Encoding a 'u' into variable names for "unsafe" strings and omitting it for ones that have been encoded safely for HTML bodies is nice. If this is the only problem to solve and you can universally apply this technique then it solves the "NUL terminated string of the 2010s", and I may use it but…

What about encoded safely for URLs?

What about encoded safely for use as a Unix file name?

What about encoded safely for SQL? (yes, don't do that, I know).

How about encoded safely for 7 bit ASCII only applications?

How about the output of base64? It isn't unsafe for HTML, but it is for URLs.

What about that bit of HTML that the user entered using their WYSIWYG field that needs to be sanitized but not encoded? 'u' seems right, but Encode(uVar) isn't the proper handling.

How about that library that doesn't know the convention, so its function calls all look like they are encoded safely for HTML since they don't start 'Us'?

What about the library that used 'u' for UTF-8?

(Oh, and…

… is broken. Requiring a caller of dosomething() to remember to cleanup() is about as polite as leaving set bear traps in your living room furniture and reminding guests to check under the cushions before they sit. Programmers are used to that sort of abuse (Remember to fclose() what you successfully fopen()), but the future should really provide use with better constructs, and it not being 1980 anymore, we are the future.)

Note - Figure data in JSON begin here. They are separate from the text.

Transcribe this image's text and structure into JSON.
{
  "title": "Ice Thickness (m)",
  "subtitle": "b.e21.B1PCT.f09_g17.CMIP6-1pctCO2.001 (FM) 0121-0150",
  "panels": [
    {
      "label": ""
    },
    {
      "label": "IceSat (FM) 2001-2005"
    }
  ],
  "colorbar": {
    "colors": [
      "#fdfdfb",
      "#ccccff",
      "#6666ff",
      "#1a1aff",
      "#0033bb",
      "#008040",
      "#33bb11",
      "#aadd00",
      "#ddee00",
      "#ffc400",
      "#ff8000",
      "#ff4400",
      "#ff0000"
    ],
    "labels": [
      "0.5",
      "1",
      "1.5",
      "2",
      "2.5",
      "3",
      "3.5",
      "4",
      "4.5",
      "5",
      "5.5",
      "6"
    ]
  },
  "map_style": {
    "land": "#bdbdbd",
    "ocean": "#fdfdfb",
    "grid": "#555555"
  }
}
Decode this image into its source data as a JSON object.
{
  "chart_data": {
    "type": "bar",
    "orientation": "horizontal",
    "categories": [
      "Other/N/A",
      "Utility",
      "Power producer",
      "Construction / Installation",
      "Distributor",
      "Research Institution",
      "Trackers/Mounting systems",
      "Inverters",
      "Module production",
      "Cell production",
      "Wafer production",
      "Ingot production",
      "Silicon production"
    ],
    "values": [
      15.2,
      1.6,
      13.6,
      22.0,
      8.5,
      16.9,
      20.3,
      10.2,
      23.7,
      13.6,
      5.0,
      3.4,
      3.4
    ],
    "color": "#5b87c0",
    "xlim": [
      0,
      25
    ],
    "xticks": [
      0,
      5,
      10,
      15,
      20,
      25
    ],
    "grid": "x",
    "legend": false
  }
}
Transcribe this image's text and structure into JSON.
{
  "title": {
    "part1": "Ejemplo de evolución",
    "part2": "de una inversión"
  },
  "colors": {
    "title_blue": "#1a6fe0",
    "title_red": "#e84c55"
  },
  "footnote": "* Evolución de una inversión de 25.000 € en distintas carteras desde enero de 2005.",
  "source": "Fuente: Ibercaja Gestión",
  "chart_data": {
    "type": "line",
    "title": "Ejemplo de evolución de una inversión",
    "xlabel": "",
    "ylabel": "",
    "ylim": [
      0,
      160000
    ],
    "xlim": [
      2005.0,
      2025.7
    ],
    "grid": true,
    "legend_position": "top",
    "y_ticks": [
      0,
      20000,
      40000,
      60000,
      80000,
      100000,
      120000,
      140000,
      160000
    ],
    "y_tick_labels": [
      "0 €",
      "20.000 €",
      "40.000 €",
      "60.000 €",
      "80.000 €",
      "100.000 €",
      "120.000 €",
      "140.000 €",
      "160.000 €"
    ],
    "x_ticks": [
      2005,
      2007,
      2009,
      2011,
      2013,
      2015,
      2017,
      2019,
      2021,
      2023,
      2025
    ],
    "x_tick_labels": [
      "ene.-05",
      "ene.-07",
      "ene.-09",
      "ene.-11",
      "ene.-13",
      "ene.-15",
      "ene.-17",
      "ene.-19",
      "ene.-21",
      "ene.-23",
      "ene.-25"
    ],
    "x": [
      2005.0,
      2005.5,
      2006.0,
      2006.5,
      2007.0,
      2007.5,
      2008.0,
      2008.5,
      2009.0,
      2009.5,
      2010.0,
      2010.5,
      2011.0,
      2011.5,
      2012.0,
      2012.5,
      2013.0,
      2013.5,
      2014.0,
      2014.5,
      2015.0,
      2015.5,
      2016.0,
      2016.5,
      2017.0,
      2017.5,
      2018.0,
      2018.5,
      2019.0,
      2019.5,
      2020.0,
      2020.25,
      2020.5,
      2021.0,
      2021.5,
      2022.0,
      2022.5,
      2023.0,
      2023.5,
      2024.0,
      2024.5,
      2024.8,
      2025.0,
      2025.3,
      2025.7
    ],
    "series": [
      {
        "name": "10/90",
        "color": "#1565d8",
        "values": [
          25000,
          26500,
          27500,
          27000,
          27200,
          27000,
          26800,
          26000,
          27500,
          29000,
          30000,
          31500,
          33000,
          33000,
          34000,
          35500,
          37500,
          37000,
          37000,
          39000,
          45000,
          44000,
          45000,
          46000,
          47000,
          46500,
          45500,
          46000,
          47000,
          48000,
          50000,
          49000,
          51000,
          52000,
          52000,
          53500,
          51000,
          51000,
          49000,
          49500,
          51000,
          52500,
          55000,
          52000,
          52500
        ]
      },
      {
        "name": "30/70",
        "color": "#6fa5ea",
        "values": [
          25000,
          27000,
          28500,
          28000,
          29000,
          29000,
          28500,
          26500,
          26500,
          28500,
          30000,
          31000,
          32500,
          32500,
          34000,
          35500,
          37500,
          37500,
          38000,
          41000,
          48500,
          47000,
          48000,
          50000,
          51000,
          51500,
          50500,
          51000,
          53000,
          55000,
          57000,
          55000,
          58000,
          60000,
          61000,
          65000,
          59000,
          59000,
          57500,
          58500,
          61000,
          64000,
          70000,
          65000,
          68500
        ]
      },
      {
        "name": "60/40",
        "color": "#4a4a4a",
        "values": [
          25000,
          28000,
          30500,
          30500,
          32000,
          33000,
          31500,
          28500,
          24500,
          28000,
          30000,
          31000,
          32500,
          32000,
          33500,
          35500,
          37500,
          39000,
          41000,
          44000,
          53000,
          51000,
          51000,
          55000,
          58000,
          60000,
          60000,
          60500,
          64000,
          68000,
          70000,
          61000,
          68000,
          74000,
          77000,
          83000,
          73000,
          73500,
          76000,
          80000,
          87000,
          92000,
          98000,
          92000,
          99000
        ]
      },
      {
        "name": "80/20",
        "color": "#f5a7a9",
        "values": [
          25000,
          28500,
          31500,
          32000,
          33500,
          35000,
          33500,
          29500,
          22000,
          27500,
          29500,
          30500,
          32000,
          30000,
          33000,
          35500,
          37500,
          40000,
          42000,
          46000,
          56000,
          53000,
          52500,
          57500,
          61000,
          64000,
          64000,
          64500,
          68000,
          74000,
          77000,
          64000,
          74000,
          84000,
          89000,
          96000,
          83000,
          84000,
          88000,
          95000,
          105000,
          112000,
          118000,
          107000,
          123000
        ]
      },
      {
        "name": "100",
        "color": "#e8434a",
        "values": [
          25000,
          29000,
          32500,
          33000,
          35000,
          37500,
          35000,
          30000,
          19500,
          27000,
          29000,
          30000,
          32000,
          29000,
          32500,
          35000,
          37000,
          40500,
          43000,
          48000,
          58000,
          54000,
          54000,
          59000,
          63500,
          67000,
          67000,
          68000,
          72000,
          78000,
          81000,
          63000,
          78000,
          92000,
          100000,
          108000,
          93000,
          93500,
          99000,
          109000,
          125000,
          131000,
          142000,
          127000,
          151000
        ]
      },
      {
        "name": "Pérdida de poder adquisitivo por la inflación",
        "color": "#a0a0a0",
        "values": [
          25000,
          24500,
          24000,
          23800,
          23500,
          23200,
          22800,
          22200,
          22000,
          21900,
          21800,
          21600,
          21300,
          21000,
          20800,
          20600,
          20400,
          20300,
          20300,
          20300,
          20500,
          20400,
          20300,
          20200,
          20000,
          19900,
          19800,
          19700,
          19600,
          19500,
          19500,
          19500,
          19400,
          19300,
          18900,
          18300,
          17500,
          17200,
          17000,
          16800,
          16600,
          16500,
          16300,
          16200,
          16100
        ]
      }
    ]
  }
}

> the future should really provide use with better constructs, and it not being 1980 anymore, we are the future.

And of course, the 80s already provided better constructs[0][1]

[0] http://www.lispworks.com/documentation/HyperSpec/Body/s_unwi...

[1] http://www.gnu.org/software/smalltalk/manual-base/gst-base.h...

Yes, exactly, the meaning of 'safe string' depends on its context.

I personally believe that all code that is sensitive to escaping issues, should be escaped on output (or storage / sending to the database / whatever) by default unless you explicitly opt it out.

In our framework, we maintain 'already escaped' strings as a separate class, forcing the developer to acknowledge this fact. The HTML output layer escapes all strings unless they are instances of this safe class. Similarly for the SQL layer, all code gets quoted unless it was explicitly marked as 'safe'.

With eco templates, I output strings with <%=. To output unescaped strings such as templates, I must write <%-. This works for me.

Do you treat SQL queries as strings in your code, or do you build something like an abstract syntax tree?

Build them using a syntax builder framework, but it is possible to pass raw SQL strings in in exceptional circumstances. Obviously, the developer needs to be totally aware of the risks of this. Not ideal, but needed to solve a couple of problems.

You're allowed to use prefixes longer than just one letter.

Except now the combinatorial explosion gets even worse. How do you prefix a b64 blob which has been SQL-escaped, urlencoded and htmlencoded? `urlhtmlsqlb64String`?

It seems like 'combinatorial explosion' might not be the right phrase here. There is a combinatorial explosion of possible prefixes, but, since you're not going to search the possible-prefix space, it doesn't really matter. (For example, there is a combinatorial explosion of unprefixed variable names, and nobody's bothered by that!) The question is whether you can decode a given prefix, and, even in your example, that's easy. (Prefix ambiguities could easily be resolved with underscores, like url_html_sql_b64_string.)

I'm not arguing for this convention (I don't much like it myself); but I don't think your argument is a very strong point against it.

EDIT: Oops, sorry, I just noticed that it wasn't you who brought up the explosion in the first place.

uh, why would you have one of those except to crap on the idea? have you ever had a sql and html escaped string?

No, but I have had b64 urlencoded htmlencoded strings.